Tras la oración inicial y el saludo del Administrador Apostólico, se procedió a tratar diversos temas sobre el presente y el futuro de las Hermandades, tanto en su nivel organizativo, como en el importante papel evangelizador que deben asumir en estos tiempos, dada su capacidad de cercanía a un gran número de personas dentro de nuestra sociedad.

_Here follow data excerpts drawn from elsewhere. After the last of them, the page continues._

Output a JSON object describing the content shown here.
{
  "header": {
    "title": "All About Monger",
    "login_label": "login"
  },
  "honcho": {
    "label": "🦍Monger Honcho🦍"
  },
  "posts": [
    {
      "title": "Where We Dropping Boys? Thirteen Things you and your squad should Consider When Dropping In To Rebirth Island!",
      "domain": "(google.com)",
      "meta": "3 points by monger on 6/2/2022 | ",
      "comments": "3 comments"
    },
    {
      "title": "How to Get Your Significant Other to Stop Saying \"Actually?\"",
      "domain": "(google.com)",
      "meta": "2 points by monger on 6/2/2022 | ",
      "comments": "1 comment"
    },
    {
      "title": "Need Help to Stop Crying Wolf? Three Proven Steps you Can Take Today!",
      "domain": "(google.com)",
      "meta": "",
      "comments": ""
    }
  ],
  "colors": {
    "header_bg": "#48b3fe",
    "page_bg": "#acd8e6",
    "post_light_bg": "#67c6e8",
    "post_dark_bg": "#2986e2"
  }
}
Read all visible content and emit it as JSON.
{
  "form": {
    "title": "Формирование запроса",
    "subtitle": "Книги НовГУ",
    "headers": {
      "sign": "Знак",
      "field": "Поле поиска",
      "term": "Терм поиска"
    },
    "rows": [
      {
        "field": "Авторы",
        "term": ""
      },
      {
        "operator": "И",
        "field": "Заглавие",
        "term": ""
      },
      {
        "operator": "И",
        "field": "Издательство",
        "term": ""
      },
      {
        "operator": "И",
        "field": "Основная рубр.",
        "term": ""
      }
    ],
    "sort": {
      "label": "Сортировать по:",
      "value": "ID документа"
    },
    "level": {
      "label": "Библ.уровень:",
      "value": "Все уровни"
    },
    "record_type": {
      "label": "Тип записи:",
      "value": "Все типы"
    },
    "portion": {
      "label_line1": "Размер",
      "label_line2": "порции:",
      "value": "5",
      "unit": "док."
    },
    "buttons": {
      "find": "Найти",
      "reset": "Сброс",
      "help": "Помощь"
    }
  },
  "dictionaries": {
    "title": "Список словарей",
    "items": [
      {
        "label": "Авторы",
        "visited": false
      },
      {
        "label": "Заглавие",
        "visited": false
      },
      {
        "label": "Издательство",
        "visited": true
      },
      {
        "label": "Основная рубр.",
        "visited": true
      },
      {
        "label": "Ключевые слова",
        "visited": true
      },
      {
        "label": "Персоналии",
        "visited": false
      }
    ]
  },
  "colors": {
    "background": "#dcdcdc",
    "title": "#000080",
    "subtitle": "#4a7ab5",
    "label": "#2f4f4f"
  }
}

Se ahondó en la indisoluble Comunión que han de tener estas asociaciones públicas de fieles con sus parroquias y con la Iglesia Local, lo que las debe llevar a una plena participación en todos los servicios que se planteen tanto a nivel local como diocesano. De especial interés fue el debate entablado sobre la Misión de las hermandades respecto de los jóvenes que se acercan a ellas, tanto como transmisoras del primer anuncio, como en su acompañamiento en el camino de fe.
Tras las diversas intervenciones, tomó la palabra el Administrador Apostólico para exhortar a que toda la labor se centre y fundamente en el servicio. Las hermandades tienen todos los instrumentos para vivir una experiencia cristiana completa, pero hay que esforzarse para ponerlos en práctica. Y esa experiencia se ha de desarrollar dentro de la Iglesia, de la parroquia, con la ayuda del elemento prioritario que es el Director Espiritual. Debe existir una comunicación plena entre párroco y hermandad.
También les recordó que la realidad de las familias, como base de las hermandades, es fundamental, pues conforman una presencia en la hermandad de las distintas generaciones, desde abuelos a nietos y a todos ellos hemos de escuchar y atender, desde personas mayores a los más pequeños.
«En el culto externo debemos preocuparnos de que sea realmente una manifestación de la vida cristiana. Lo que nos define no es un culto externo, sino nuestro culto a Dios. Nosotros respondemos ante Dios. Lo importante es que el misterio cristiano lo vivamos, preocupándonos por la vida real de las hermandades».
En el tiempo litúrgico que se acerca, las estaciones de penitencia han de suponer el cauce para ofrecer a los hermanos la posibilidad de hacer penitencia pública, lo que implica una consciencia de estar necesitados de esa penitencia para una verdadera conversión.
«Terminó exhortándonos a sabernos servidores con una misión preciosa».
Y se puso fin a la reunión orando para que María Santísima les guíe y acompañe en este camino.